Roman de Joanne Harris.
Jay Mackintosh a écrit un roman, mais depuis des années, rien de vraiment bon ne lui vient. Coincé dans une relation de couple asphyxiante, il boit trop et s’apitoie sur son sort. Un matin, il trouve une annonce immobilière pour un château en France. Immédiatement, il croit reconnaître le domaine que son vieil ami, Joe, lui dépeignait quand il était enfant. « Le vide que Joe avait laissé dans sa vie avait démesurément grandi et, maintenant, ses proportions monstrueuses lui bloquaient la lumière. » (p. 454) Sur un coup de tête, il quitte Londres et achète la propriété située à Lansquenet-sous-Tannes. Une simple valise dans une main, un sac plein des dernières bouteilles de vin que produisait Joe dans l’autre, Jay part sur les traces de son enfance, en quête de bien des fantômes, dont celui du sentiment perdu d’une jeunesse heureuse. « Il avala d’un seul trait ce qui restait dans le verre, et il y découvrit l’essence d’un insatiable goût de vivre, son cœur soudain s’emplit d’une énergie renouvelée et battit à grands coups dans sa poitrine comme s’il venait de courir. » (p. 31) Sur place, Jay découvre la vie de village, avec ses rumeurs, ses ambitions mesquines, ses querelles de voisinage et ses secrets. Il apprend aussi à connaître sa mystérieuse voisine, Marise d’Api. Plus que tout, il sait qu’il doit retrouver la magie que Joe mettait en toutes choses, sans chercher à la comprendre ou à la maîtriser. « Comme si en buvant le vin de Joe, il était soudain devenu Joe lui-même. » (p. 110)
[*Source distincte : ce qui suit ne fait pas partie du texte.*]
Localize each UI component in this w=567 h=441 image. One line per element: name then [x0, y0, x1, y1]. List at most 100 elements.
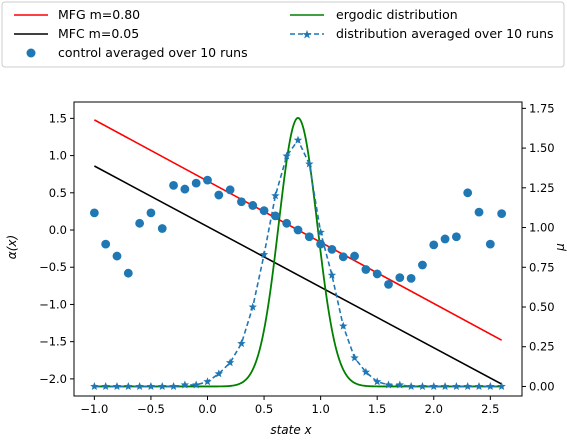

La narratrice principale de ce roman est une bouteille de vin. Après tout, pourquoi pas, elle ou un autre ! In vino veritas, comme disaient les Anciens. Avec naïveté, mais sans niaiserie, elle raconte Ja et les autres bouteilles qui accompagnent le jeune homme dans son voyage. Joe produisait un vin aux propriétés étonnantes, tout à la fois imbuvable et inoubliable. « La vie, il s’y abreuvait comme si elle ne devait jamais tarir, comme si ce qu’il en absorbait allait durer, un succès en amènerait un autre, la fête continuerait à l’infini. » (p. 15) Ceux qui ont déjà lu des romans de Joanne Harris reconnaîtront le village où elle place cette intrigue : c’est là que Vianne avait ouvert son divin commerce dans Chocolat. Comme quoi, manger ou boire, ça s’accompagne d’une magie particulière quand les produits sont faits avec le cœur et un soupçon de folie.
Ce charmant roman m’a distrait quelques heures et fait naître une envie de revenir dans certains lieux perdus pour les revoir une dernière fois, les fixer dans ma mémoire et saluer ceux qui y ont vécu.